The sports facility may also require state approval since state bonds were used to finance the grants, the memo said. Further, the Park Board would need to provide a land exchange of equally valuable land added to the regional park system, preferably in the same park.
(Nicollet Island has nowhere to add parkland. The Met Council has a special review process to swap land in one regional park for land in another park.)
Siggelkow said the Park Board would seek contingency language with DeLaSalle to void the agreement if it could not get Met Council approvals. It would need a similar contingency if the city of Minneapolis did not approve vacating part of Grove Street.
He was not sure the Park Board needed Met Council approval to convert the land to an athletic complex, Siggelkow said. The Park Board has active sports uses in other regional parks.
It is unclear when the regional park issues will get resolved.
People have sharply different views of whether the Park Board has already met its obligation under the 1983 Nicollet Island agreement.
The Park Board released a March 29 analysis by Michael Norton, a former city attorney it hired to review the 22-year-old deal. Norton wrote that the agreement "requires" the Park Board to build DeLaSalle an athletic field - if certain conditions are met. Those include a reciprocal-use agreement.
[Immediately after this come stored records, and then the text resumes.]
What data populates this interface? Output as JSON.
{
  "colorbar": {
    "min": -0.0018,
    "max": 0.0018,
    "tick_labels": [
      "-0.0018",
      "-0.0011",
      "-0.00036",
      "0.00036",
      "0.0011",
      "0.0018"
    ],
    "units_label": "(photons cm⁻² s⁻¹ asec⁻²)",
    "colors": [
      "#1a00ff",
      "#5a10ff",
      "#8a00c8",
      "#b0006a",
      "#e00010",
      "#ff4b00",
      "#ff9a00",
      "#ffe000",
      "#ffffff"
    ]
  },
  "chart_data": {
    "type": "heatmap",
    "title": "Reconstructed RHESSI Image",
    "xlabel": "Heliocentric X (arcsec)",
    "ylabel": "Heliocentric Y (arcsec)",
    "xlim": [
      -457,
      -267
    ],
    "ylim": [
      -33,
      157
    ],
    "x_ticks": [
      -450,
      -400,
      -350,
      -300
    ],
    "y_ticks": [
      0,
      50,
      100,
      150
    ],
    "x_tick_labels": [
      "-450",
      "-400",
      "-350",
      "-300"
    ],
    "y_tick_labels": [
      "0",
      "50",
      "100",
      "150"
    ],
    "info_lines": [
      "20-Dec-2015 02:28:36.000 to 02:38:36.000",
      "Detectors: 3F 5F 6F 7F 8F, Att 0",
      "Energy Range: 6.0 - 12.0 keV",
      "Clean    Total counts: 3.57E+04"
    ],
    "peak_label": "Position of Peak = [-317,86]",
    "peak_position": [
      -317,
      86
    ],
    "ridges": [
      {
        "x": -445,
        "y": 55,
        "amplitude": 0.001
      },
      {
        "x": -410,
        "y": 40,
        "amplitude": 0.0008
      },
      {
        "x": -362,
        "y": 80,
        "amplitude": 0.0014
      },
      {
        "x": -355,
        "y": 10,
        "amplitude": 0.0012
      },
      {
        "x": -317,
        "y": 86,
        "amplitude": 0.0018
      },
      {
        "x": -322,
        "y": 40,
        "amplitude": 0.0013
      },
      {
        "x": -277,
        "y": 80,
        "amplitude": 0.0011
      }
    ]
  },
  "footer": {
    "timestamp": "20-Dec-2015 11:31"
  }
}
Norton added that there are, "a number of unresolved legal issues." The Nicollet Island agreement, which defines the island's future development, is between the Park Board and the Minneapolis Community Development Agency. DeLaSalle is not a party to the agreement, Norton said. The contract is also subject to amendment.
The 1983 language said, "the Park Board should use its best efforts to construct upon property adjacent to DeLaSalle property an outdoor neighborhood recreational and athletic facility."
Project opponents, including Island resident and State Rep. Phyllis Kahn, said the 1983 agreement specified DeLaSalle should get a regulation football field and at least two tennis courts - and it already had those.
Sigglekow said he didn't believe the Park Board had fulfilled the agreement. The football field is on DeLaSalle property, not on adjacent park property as the contract states.
Park Commissioner Vivian Mason said the long-term lease is equivalent to a land sale and ultimately should require a super-majority - six of nine Commissioners - for final approval.
Commissioner Bob Fine said he believed the Park Board already committed to the long-term deal in 1983 and the DeLaSalle deal should only require a five-vote simple majority.
The Park Board would seek a legal opinion, he said.